Joseph Needham devoted pages to this in his Science and Civilisation in China. He argued that Chinese practices in preventive medicine outpaced the West by centuries. What stunned me wasn’t the tech—it was the calm confidence. Preventing disease wasn’t heroic. It was as ordinary as breakfast.
Why did the world forget?
Strangely, this knowledge never reached Europe. Partly because the Ming later turned inward with sea bans. Partly because Western historians long treated “science” as their exclusive inheritance.

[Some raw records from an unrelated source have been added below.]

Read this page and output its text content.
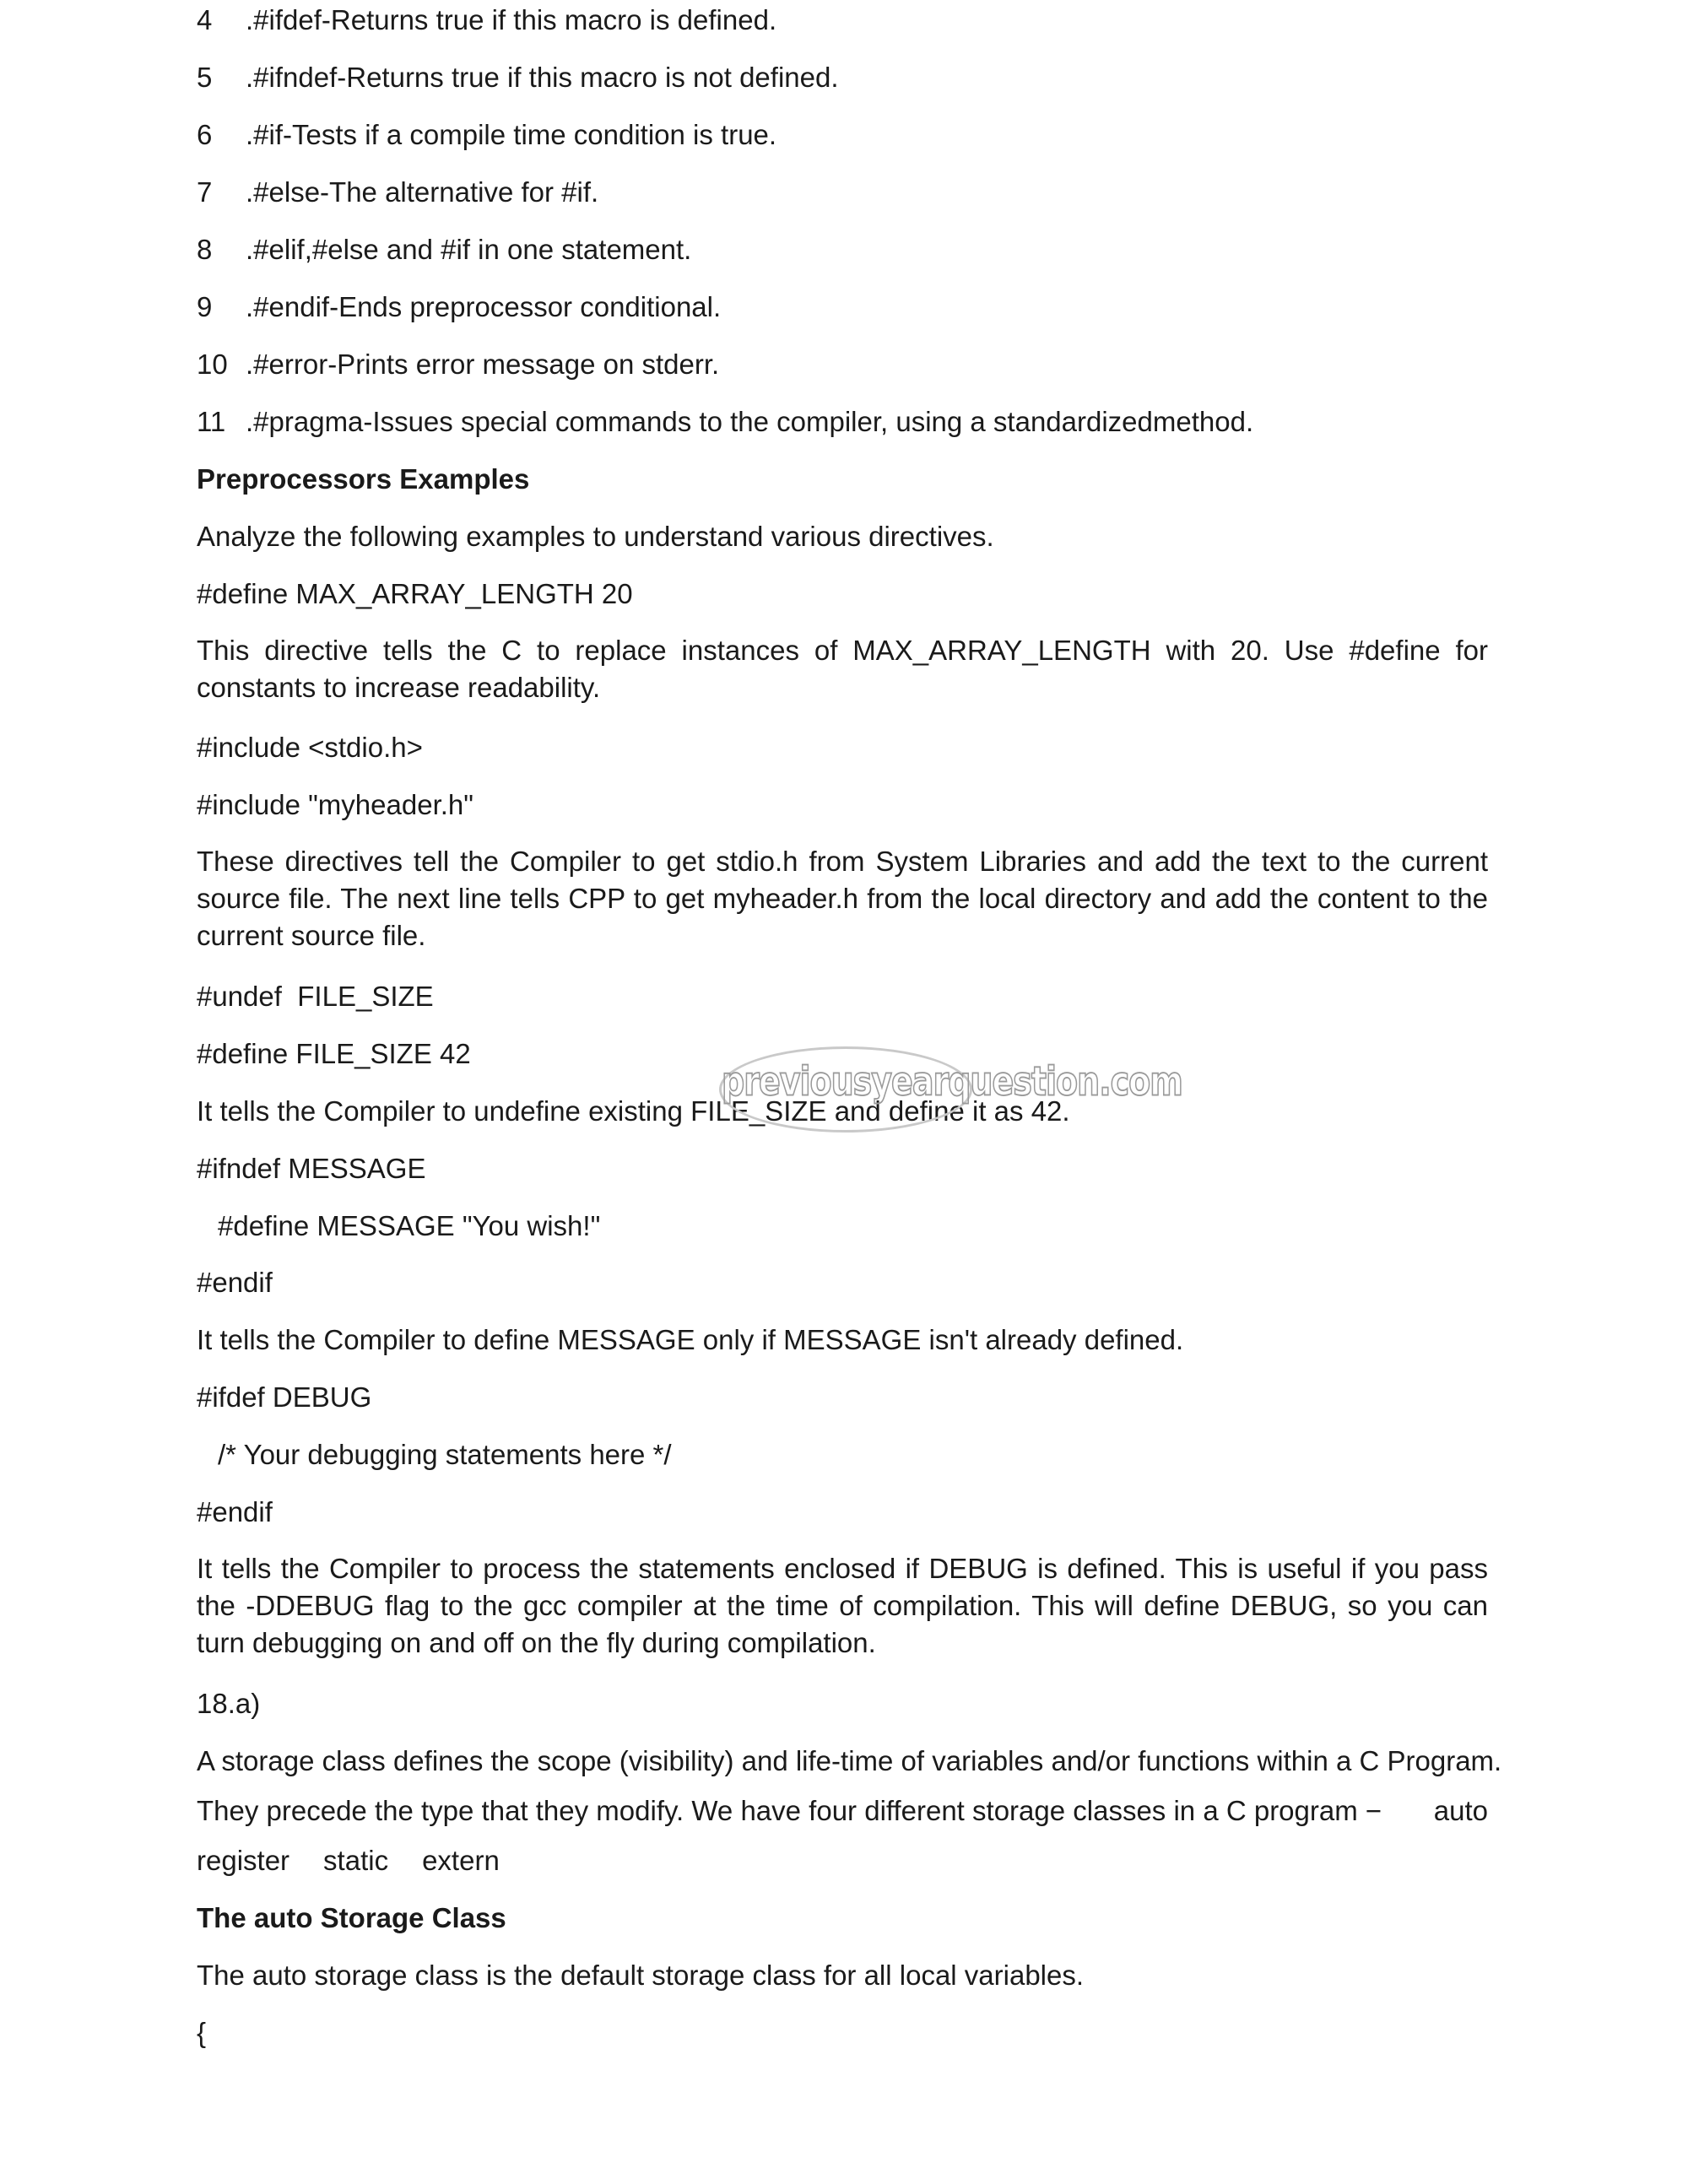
4 .#ifdef-Returns true if this macro is defined.

5 .#ifndef-Returns true if this macro is not defined.

6 .#if-Tests if a compile time condition is true.

7 .#else-The alternative for #if.

8 .#elif,#else and #if in one statement.

9 .#endif-Ends preprocessor conditional.

10 .#error-Prints error message on stderr.

11 .#pragma-Issues special commands to the compiler, using a standardizedmethod.

Preprocessors Examples

Analyze the following examples to understand various directives.

#define MAX_ARRAY_LENGTH 20

This directive tells the C to replace instances of MAX_ARRAY_LENGTH with 20. Use #define for constants to increase readability.

#include <stdio.h>

#include "myheader.h"

These directives tell the Compiler to get stdio.h from System Libraries and add the text to the current source file. The next line tells CPP to get myheader.h from the local directory and add the content to the current source file.

#undef  FILE_SIZE

#define FILE_SIZE 42

It tells the Compiler to undefine existing FILE_SIZE and define it as 42.

#ifndef MESSAGE

#define MESSAGE "You wish!"

#endif

It tells the Compiler to define MESSAGE only if MESSAGE isn't already defined.

#ifdef DEBUG

/* Your debugging statements here */

#endif

It tells the Compiler to process the statements enclosed if DEBUG is defined. This is useful if you pass the -DDEBUG flag to the gcc compiler at the time of compilation. This will define DEBUG, so you can turn debugging on and off on the fly during compilation.

18.a)

A storage class defines the scope (visibility) and life-time of variables and/or functions within a C Program.

They precede the type that they modify. We have four different storage classes in a C program − auto
register static extern

The auto Storage Class

The auto storage class is the default storage class for all local variables.

{

previousyearquestion.com
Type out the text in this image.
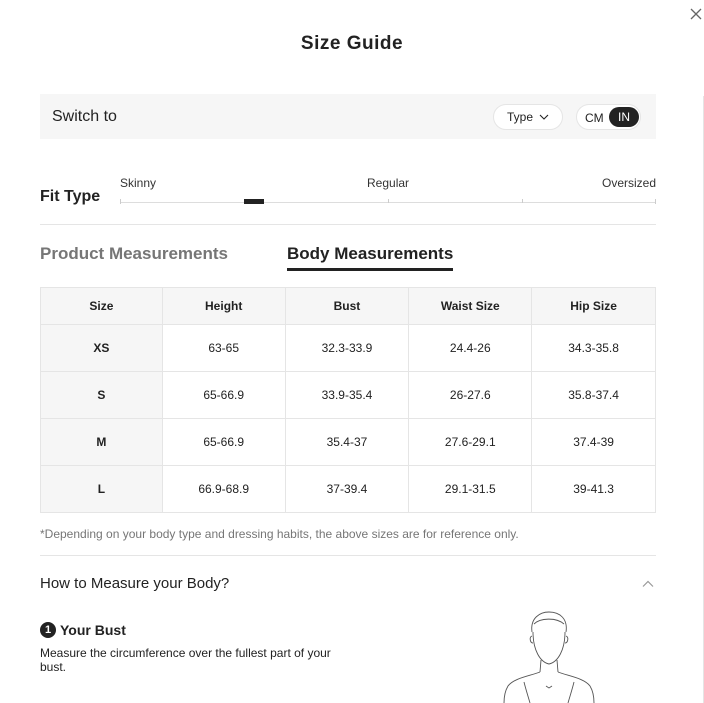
Size Guide
Switch to	Type	CM	IN
Fit Type
Skinny	Regular	Oversized
Product Measurements	Body Measurements
Size	Height	Bust	Waist Size	Hip Size
XS	63-65	32.3-33.9	24.4-26	34.3-35.8
S	65-66.9	33.9-35.4	26-27.6	35.8-37.4
M	65-66.9	35.4-37	27.6-29.1	37.4-39
L	66.9-68.9	37-39.4	29.1-31.5	39-41.3
*Depending on your body type and dressing habits, the above sizes are for reference only.
How to Measure your Body?
1 Your Bust
Measure the circumference over the fullest part of your bust.
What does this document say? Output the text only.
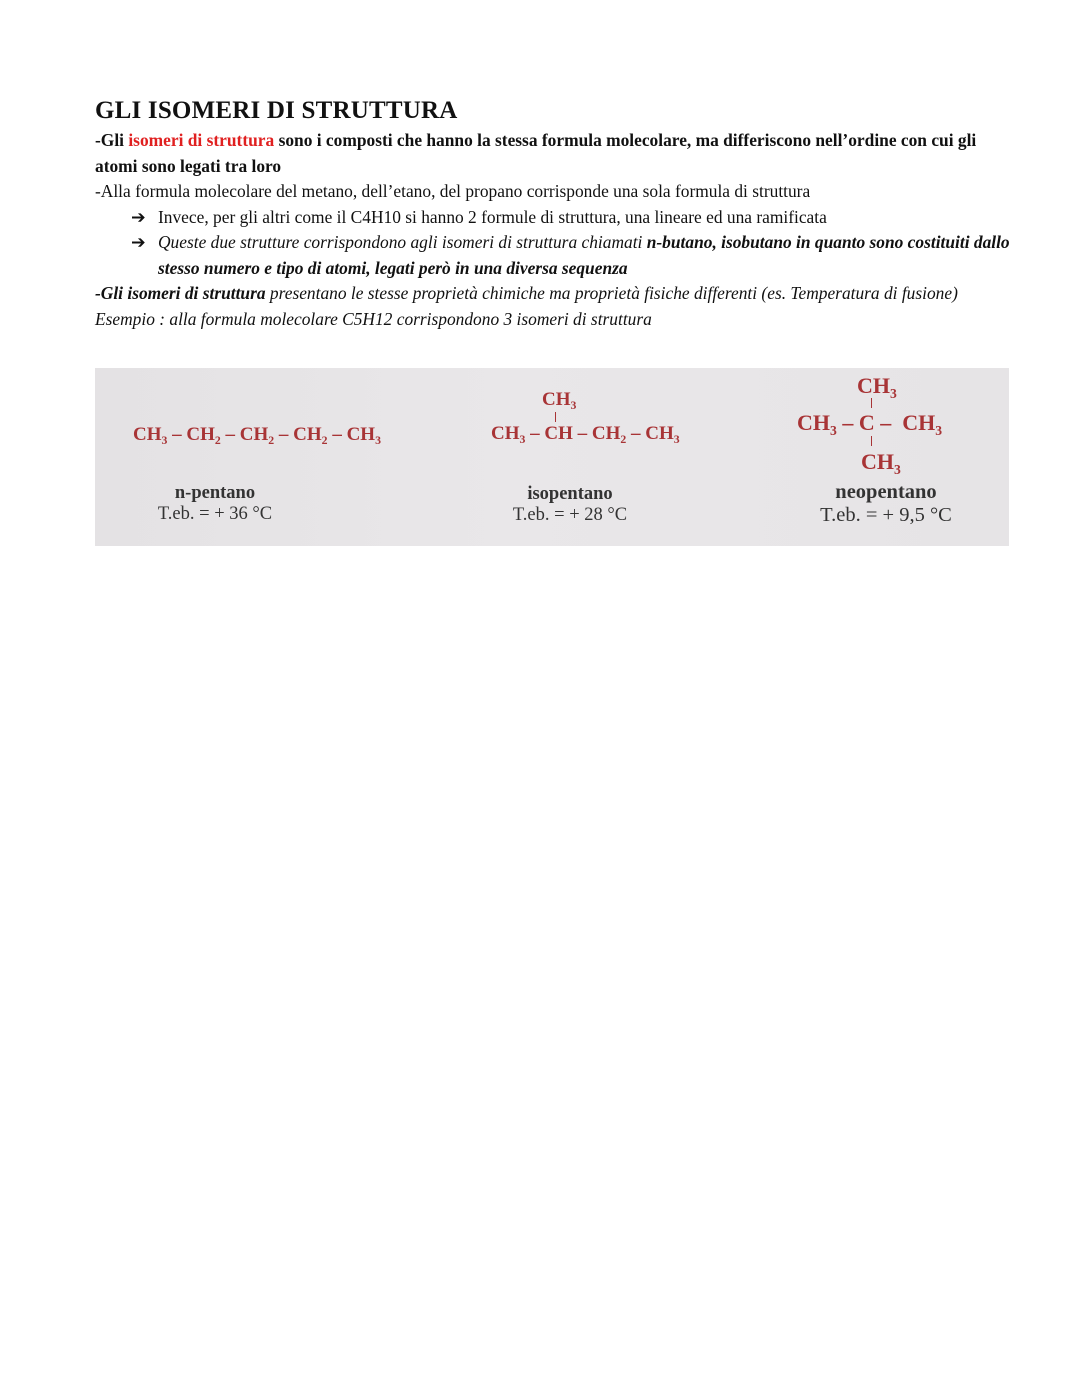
GLI ISOMERI DI STRUTTURA

-Gli isomeri di struttura sono i composti che hanno la stessa formula molecolare, ma differiscono nell’ordine con cui gli atomi sono legati tra loro

-Alla formula molecolare del metano, dell’etano, del propano corrisponde una sola formula di struttura

➔ Invece, per gli altri come il C4H10 si hanno 2 formule di struttura, una lineare ed una ramificata

➔ Queste due strutture corrispondono agli isomeri di struttura chiamati n-butano, isobutano in quanto sono costituiti dallo stesso numero e tipo di atomi, legati però in una diversa sequenza

-Gli isomeri di struttura presentano le stesse proprietà chimiche ma proprietà fisiche differenti (es. Temperatura di fusione)

Esempio : alla formula molecolare C5H12 corrispondono 3 isomeri di struttura

$CH_3 - CH_2 - CH_2 - CH_2 - CH_3$
n-pentano
T.eb. = + 36 °C
$CH_3$
$CH_3$ – CH – $CH_2 - CH_3$
isopentano
T.eb. = + 28 °C
$CH_3$
$CH_3$ – C –  $CH_3$
$CH_3$
neopentano
T.eb. = + 9,5 °C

So when James Lind “discovered” in 1747 that citrus cured scurvy, he became a hero. Yet Zheng He’s sailors had already solved the problem in 1405—with bean sprouts, green tea, and ginger—and history barely blinked.
Today, when we talk about Ancient Maritime Medicine or TCM History at Sea, we shouldn’t fixate on acupuncture or exotic potions. The real wisdom lived in that clay jar in the hot hold, in the ginger drying on deck, in the daily ritual of boiling tea.
600-year-old habits you can use today
You don’t need a treasure ship to borrow these tricks.
- Grow bean sprouts at home—they’re ready in three days, cost pennies, and pack a real vitamin C punch.
- Swap sugary drinks for green tea: it sharpens focus and supports heart health.
- Next time you’re motion-sick, try a sliver of raw ginger. It’s gentler than pills, and far older.
These habits sound simple—almost quaint. But it was precisely this quiet, everyday wisdom that let Zheng He’s fleet cross oceans while others sank under preventable disease.
And so, the next time you crunch into a fresh bean sprout, remember: 600 years ago, someone used it to win a war no one else even saw coming.
That, perhaps, is the true legacy of Zheng He Treasure Fleet Medicine—not miracles, but deep respect for life, served daily in a bowl of sprouts and a cup of hot tea.